I commend director Gina Prince-Bythewood – she comes from a non-action background and sets up some solid and kinetic action scenes that engage whenever they are happening. On the other hand, many of these feel bolted on sequences – is there any real reasons that Charlize Theron and Kiki Lane meet and have a fight for several minutes aboard a plane? In between the action sequences, the film slows down and is dragged out to a 125-minute runtime when in truth it lacks the substance for such. It is not as though the extra padding allows more story or character depth as often the characters are no more than a couple of lines that glibly refer to historical background.
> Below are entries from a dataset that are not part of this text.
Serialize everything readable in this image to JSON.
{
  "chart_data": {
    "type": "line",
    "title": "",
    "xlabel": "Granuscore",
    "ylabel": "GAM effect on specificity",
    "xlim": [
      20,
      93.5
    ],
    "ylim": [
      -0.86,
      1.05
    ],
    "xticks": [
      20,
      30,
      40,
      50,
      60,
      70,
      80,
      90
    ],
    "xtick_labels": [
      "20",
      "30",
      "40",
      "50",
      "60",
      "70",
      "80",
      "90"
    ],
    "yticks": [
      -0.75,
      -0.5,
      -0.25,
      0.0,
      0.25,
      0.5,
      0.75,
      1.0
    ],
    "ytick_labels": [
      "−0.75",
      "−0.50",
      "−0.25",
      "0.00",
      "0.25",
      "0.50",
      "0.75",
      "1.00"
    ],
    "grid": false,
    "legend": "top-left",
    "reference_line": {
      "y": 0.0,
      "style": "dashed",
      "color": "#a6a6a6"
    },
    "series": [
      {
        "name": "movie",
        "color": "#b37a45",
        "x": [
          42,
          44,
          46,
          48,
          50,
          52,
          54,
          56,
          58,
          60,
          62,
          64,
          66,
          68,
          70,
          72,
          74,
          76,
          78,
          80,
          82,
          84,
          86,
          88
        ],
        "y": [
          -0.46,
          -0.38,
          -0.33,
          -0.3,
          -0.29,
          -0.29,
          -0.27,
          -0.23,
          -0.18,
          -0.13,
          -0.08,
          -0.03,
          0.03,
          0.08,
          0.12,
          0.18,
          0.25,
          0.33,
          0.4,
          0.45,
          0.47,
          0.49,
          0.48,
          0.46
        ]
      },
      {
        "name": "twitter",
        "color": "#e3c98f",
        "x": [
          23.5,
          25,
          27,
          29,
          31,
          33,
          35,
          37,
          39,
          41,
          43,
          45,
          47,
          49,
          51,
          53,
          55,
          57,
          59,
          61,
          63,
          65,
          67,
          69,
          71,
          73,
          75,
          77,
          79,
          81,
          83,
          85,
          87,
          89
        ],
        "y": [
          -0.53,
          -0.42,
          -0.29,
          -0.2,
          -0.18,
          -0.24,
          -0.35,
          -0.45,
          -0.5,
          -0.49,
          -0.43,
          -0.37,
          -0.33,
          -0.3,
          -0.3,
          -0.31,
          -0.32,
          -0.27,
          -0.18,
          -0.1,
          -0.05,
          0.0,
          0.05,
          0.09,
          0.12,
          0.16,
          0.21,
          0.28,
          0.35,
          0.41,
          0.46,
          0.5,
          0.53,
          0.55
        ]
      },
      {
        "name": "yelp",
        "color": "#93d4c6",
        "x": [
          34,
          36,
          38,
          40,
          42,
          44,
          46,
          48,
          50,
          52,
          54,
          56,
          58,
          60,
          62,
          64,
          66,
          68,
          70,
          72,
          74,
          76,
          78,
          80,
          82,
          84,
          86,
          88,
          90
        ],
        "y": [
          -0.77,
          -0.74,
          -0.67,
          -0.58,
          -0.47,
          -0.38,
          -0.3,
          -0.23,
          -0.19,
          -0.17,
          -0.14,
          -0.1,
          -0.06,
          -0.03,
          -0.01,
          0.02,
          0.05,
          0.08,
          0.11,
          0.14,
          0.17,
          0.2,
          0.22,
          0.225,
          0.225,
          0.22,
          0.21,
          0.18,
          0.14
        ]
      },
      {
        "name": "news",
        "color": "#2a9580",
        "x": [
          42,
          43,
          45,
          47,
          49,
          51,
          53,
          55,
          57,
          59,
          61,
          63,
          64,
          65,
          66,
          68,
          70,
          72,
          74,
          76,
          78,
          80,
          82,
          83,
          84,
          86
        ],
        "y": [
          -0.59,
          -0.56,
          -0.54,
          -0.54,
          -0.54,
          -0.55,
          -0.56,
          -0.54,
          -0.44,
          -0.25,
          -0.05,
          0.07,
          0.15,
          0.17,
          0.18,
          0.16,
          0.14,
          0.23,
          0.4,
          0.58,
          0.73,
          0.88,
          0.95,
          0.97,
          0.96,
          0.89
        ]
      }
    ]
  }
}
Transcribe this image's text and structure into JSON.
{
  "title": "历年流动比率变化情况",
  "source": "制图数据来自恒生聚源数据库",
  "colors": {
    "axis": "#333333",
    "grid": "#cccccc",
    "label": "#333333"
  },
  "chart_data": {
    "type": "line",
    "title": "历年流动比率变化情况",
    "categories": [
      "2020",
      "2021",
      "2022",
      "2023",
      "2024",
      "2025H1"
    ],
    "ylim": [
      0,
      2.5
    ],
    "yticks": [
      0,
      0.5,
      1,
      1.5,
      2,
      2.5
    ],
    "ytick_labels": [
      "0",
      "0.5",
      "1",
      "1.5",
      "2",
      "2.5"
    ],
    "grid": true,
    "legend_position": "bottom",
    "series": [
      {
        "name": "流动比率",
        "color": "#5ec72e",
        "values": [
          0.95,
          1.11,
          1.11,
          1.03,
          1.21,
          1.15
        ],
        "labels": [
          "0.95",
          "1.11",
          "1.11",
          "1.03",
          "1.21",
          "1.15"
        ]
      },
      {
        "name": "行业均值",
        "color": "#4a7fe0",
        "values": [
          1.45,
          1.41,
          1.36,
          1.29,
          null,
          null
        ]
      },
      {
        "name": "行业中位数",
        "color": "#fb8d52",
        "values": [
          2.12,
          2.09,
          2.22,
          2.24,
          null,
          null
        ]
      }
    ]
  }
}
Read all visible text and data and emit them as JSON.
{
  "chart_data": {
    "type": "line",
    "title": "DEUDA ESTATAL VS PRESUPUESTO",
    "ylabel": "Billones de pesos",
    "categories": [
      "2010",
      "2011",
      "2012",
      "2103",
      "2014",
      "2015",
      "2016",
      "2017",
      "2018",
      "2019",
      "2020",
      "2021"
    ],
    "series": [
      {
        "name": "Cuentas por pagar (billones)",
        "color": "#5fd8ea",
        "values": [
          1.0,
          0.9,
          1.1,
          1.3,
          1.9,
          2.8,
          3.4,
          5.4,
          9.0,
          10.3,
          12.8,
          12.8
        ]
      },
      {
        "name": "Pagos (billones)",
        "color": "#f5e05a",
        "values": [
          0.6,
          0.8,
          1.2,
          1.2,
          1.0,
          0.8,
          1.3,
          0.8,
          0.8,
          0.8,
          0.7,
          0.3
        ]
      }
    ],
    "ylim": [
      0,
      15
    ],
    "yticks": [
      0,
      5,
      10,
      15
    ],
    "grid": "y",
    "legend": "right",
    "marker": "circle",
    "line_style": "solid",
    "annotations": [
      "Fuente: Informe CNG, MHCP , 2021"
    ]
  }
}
However, what kills any engagement in the film more than anything is the shitty colour processing, which renders everything (with the exception of the scenes that takes place in the corporate offices) a uniform mud brown. It is one of the most visually dreary films I have sat through in some time. I think the problem here is that The Old Guard was originally intended for a theatrical release – its budget would indicate so – but that as a result of theatrical closures during the Corona Virus outbreak, it ended up being shuffled off to Netflix. A cinema screen would have shown things in more depth but viewed on the smaller home screen the film looks as though the print has been processed in dirty dishwater.